せっかく関君が、こんなにも素のままの自分を見せてくれているのに、たったあれだけのことに動揺してドギマギして、どうしたらいいのかわからなくなるなんて。


”いつもの朱音のままでいいんじゃない?”


紗季に言われた言葉を思い出すも、逆にいつもどう接していたのかどうかすら、わからなくなる。

恋人として、まだ手さえ繋いでいないのに、関君の口にする言葉の端々に、それを醸し出す空気が含まれていると感じるのは、私の気のせいだろうか?

それも、意図的に発しているような?…いやいや、そんな都合のいいような解釈はやめよう。

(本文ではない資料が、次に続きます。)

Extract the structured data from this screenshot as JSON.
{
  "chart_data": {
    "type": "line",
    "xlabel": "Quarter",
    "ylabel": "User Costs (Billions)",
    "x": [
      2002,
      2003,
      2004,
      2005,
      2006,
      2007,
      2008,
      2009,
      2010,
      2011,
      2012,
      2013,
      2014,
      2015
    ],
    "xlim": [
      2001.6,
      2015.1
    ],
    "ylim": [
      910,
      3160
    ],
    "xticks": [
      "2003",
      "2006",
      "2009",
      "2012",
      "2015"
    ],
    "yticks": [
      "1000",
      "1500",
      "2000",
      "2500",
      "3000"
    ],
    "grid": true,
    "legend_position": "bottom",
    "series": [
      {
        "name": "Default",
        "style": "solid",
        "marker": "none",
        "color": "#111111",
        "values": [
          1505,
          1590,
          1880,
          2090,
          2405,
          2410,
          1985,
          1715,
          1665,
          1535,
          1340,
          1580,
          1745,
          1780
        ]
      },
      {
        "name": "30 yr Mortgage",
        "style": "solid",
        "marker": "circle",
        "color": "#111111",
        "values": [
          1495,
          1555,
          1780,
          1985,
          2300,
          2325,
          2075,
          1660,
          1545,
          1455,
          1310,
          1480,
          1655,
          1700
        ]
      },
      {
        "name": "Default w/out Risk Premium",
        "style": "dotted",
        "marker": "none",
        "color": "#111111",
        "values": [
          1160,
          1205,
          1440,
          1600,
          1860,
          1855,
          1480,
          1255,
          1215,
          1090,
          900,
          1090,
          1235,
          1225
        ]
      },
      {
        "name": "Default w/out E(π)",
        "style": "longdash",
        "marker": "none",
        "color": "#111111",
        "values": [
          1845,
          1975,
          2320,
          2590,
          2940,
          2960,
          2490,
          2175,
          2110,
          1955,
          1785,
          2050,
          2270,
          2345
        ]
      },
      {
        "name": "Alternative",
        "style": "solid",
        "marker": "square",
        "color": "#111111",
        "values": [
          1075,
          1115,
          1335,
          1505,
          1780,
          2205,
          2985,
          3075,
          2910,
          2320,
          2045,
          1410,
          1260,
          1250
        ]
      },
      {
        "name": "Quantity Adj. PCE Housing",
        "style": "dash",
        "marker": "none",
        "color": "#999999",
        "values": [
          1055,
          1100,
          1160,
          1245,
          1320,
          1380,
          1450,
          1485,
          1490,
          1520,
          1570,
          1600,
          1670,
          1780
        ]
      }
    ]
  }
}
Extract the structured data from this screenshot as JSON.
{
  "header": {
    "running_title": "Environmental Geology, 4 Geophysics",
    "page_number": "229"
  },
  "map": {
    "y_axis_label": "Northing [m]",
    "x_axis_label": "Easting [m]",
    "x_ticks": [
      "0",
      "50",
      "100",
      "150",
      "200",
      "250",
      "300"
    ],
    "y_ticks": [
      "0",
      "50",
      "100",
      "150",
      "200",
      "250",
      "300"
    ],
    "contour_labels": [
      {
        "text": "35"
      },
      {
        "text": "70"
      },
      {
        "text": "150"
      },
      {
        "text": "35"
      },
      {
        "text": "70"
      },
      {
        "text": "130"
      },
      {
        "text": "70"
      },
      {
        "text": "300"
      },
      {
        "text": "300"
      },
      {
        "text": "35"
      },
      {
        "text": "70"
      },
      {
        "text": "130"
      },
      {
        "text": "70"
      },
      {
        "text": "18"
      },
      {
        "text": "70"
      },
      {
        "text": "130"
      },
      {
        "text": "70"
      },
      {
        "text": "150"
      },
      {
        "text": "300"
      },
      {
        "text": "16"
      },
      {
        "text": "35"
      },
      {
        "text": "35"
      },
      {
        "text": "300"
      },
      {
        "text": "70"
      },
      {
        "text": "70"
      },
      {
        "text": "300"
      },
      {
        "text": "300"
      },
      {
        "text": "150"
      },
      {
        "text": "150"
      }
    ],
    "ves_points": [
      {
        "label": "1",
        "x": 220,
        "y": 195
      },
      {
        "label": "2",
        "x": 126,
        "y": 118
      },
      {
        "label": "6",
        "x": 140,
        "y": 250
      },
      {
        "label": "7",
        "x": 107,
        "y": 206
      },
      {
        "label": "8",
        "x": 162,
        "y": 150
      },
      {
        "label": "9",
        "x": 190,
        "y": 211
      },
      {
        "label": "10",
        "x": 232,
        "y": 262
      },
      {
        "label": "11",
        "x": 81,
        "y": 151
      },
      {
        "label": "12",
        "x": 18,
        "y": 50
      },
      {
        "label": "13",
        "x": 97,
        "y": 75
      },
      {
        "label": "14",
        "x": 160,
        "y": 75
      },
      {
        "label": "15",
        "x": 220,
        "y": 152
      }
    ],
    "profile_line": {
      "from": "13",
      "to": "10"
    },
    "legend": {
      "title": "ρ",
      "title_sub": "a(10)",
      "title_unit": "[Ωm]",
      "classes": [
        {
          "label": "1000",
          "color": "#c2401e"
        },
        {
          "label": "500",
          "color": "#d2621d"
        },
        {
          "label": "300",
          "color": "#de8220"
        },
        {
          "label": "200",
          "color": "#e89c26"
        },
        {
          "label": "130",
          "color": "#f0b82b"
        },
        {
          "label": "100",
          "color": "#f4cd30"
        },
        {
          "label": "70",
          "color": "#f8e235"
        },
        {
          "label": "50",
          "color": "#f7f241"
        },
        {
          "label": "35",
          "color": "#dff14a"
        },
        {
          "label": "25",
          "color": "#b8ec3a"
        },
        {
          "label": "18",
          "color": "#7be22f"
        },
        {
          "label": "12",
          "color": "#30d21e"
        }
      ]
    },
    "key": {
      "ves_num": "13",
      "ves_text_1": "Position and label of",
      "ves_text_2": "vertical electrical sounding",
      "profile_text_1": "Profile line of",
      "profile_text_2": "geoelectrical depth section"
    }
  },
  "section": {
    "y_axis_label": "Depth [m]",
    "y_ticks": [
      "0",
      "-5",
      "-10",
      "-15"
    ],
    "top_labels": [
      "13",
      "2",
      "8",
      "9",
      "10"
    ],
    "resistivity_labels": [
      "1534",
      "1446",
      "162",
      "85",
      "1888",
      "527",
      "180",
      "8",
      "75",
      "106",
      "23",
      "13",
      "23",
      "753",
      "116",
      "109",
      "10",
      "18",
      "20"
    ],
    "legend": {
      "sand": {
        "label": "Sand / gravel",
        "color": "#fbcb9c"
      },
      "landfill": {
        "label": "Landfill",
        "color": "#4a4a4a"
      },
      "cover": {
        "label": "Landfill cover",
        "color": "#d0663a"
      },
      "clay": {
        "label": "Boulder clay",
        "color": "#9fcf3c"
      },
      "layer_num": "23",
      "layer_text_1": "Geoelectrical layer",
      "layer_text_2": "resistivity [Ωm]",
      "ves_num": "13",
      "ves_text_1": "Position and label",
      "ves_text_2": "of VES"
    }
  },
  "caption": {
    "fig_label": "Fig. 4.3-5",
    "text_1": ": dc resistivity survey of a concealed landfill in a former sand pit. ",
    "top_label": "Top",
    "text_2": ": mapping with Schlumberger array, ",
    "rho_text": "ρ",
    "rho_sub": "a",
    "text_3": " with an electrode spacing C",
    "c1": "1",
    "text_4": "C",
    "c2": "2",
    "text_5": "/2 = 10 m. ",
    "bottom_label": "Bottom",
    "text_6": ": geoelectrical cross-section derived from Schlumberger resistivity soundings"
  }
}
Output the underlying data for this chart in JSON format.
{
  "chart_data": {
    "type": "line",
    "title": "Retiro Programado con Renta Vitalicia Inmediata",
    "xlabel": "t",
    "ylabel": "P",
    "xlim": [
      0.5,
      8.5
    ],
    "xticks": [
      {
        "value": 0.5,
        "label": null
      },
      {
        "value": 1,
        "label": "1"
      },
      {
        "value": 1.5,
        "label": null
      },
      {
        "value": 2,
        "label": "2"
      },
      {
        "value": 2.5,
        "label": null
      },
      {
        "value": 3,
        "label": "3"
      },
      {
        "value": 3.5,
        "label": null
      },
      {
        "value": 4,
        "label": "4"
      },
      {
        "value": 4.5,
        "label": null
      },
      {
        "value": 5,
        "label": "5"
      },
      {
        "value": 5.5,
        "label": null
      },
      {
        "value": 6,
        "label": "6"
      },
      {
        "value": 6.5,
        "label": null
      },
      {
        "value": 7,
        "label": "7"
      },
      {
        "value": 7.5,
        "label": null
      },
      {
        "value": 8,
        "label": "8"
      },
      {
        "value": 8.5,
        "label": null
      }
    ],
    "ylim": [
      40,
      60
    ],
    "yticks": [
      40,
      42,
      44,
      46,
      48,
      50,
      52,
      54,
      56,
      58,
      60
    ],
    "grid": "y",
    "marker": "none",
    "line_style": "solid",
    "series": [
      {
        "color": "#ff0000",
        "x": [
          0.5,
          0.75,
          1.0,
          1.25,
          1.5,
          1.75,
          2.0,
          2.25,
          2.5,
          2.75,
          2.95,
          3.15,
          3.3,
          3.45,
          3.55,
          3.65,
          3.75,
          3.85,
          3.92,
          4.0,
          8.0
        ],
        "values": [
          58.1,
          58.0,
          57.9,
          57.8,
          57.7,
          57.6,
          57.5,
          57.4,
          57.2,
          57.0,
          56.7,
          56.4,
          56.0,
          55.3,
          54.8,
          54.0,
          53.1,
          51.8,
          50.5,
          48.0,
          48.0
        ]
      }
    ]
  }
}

第一、”彼女”であるはずの自分がこんなに近くにいるのに、未だ手さえ触れてこないということは、関君にとって自分の存在は、まだ”友達以上恋人未満”なのかもしれない。

それでも…と、改めて今日の自分を振り返ってみる。

今のところ”手作りお弁当作戦(?)”は、成功しているようだし、心配していた会話だって普通に楽しいには違いないのだから、もっと自分に自信を持っても良い気もする。

『良し!ポジティブに考えよう!』

一旦、短い芝を踏む足を止めると、新緑の澄んだ空気を大きく吸い込み、高まった気持ちを鎮めるように、大きく深呼吸をしてみた。